Paradis (avant liquidation) /
Julien Blanc-Gras. - Vauvert : Au Diable vauvert, 2013. -
251 p. ; 20 cm.
ISBN
978-2-84626-500-3
|
Indépendante
depuis 1979, la République des Kiribati
— hier
îles Gilbert — compte une trentaine
d'atolls (et une
île « haute », Banaba),
dispersées
en trois archipels au cœur du Pacifique à
proximité
de l'équateur. Peu élevées au dessus
du niveau de
la mer, les îles Kiribati sont directement et rudement
exposées au risque de submersion.
C'est
cette menace que
Julien Blanc-Gras a souhaité évaluer ;
son
enquête est éloquente. En effet les atolls culminent à peine
à deux ou trois mètres d'altitude (p. 33) :
l'impact du réchauffement climatique sur l'océan
est
perceptible quotidiennement, obligeant la population à
d'incessants et pourtant dérisoires efforts pour consolider
de maigres endiguements, quand ce n'est pas pour
déplacer et reconstruire de frêles habitations.
Une
pesante tristesse émane de ce séjour au
cœur d'un
paradis d'où tout espoir semble banni. D'autant plus que,
comme
l'auteur ne tarde pas à le découvrir, le risque
de
submersion n'est que le plus visible des maux qui frappent l'archipel.

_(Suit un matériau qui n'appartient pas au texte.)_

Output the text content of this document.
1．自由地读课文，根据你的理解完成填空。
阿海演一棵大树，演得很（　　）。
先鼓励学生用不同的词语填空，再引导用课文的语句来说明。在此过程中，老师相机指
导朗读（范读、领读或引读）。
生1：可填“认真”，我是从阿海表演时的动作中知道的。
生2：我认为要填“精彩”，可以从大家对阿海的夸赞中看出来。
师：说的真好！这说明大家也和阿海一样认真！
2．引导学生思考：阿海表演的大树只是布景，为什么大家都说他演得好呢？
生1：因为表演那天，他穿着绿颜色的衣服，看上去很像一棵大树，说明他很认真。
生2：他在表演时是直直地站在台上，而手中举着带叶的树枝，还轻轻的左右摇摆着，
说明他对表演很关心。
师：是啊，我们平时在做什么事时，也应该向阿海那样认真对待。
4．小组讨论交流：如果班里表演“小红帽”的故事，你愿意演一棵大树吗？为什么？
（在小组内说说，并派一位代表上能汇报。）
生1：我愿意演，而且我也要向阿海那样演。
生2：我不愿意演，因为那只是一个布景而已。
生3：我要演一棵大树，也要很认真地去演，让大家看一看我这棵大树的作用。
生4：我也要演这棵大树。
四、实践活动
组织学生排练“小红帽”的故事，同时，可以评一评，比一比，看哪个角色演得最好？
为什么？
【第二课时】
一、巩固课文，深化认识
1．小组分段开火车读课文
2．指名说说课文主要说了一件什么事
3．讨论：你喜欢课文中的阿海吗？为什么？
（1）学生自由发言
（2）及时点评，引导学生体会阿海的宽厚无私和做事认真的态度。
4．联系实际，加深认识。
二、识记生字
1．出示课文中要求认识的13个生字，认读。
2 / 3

Il faut encore compter avec la surpopulation, le manque de ressources
naturelles, l'isolement géographique, une situation
sanitaire
dangereusement précaire … et une
communauté
internationale qui brille par son indifférence
— à l'exception notoire du
Timor-Oriental :
« On ne va tout de même pas laisser des
êtres
humains couler sans rien faire. Qu'est-ce que ça nous dirait
sur
l'humanité ? » (José
Ramos Horta,
cité p. 208).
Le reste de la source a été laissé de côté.